My website https://yintrust.com uses a Let’s Encrypt certificate, which works fine in any browser, but starting from last month, The certificate is not signed by a trusted authority is displayed on the Android 6.0.1 browser. This is weird, it was displaying fine before and suddenly it has problems. For testing, I have another website https://howiezhao.com, which also uses Let’s Encrypt’s certificate, but it displays fine on Android 6.0.1 browser without any security issues. This confuses me. They are both Let’s Encrypt certificates. Why can one website display normally but the other cannot? Can anyone help me? Thanks
Please fill out the fields below so we can help you better. Note: you must provide your domain name to get help. Domain names for issued certificates are all made public in Certificate Transparency logs (e.g. crt.sh | example.com), so withholding your domain name here does not increase secrecy, but only makes it harder for us to provide help.
The site that fails is using the "short" certificate chain.
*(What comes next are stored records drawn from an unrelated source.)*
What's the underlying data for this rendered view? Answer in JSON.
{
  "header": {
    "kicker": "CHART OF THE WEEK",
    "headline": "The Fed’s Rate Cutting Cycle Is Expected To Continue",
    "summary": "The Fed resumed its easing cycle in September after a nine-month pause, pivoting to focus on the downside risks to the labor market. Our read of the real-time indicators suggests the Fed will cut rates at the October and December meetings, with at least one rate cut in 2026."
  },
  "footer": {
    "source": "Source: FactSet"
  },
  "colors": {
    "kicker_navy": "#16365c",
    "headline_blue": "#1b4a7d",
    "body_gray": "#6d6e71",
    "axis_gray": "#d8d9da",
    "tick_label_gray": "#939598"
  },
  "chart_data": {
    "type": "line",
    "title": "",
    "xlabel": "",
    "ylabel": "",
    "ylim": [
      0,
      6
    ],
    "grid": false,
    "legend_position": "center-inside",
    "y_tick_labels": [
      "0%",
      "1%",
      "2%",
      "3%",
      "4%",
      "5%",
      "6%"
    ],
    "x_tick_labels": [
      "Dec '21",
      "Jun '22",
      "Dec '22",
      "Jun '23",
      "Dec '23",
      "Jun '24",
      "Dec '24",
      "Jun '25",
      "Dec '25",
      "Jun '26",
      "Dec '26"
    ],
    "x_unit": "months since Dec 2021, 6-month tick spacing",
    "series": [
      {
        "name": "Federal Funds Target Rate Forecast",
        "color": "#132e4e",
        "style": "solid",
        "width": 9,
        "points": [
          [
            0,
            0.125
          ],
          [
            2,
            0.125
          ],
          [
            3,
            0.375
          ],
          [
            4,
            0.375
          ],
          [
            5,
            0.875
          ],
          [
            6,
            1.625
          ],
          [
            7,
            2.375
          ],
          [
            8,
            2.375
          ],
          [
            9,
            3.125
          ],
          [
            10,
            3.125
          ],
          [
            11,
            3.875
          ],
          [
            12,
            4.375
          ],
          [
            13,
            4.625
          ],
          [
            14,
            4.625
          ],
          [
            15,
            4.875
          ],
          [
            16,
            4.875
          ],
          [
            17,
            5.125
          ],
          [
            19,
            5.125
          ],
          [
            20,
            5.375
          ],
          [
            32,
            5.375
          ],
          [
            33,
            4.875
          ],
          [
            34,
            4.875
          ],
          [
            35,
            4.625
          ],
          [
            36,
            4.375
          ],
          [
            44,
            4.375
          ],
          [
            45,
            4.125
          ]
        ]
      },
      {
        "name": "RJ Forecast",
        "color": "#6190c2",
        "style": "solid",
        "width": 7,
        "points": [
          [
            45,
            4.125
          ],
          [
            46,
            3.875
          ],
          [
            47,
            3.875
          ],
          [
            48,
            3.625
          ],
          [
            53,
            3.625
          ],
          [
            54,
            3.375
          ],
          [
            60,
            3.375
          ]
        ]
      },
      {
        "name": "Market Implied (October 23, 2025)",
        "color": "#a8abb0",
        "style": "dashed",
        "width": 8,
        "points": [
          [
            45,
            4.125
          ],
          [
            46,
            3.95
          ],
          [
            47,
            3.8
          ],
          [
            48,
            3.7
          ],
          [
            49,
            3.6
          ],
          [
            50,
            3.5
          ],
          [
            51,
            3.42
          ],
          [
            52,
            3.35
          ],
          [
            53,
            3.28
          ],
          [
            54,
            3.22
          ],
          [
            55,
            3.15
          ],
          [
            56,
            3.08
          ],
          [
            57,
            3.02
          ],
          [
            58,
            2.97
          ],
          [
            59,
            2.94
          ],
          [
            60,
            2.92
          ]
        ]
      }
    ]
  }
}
The site that works has the normal long chain. There was an error on Nov13 when yintrust was renewed that caused this. Just renewing yintrust cert should fix that. You can see the cert that your site uses with a website like https://decoder.link/sslchecker/yintrust.com/443
Note the longer chain will be expiring and not available starting early next year. If you need to support older Android please follow the next link for instructions and guidance
Thanks, guys, I updated the website certificate and it's working now. I read that article, so if we want to use Let’s Encrypt certificates on Android 6.0.1 next year, we will have to use Firefox Mobile? Will systems after Android 7.0 be unaffected?
While you probably do not control the Android devices used by your site's vistors, you might want to encourage any of your vistors that are using Android versions older than 11 to upgrade as they no longer receive security updates.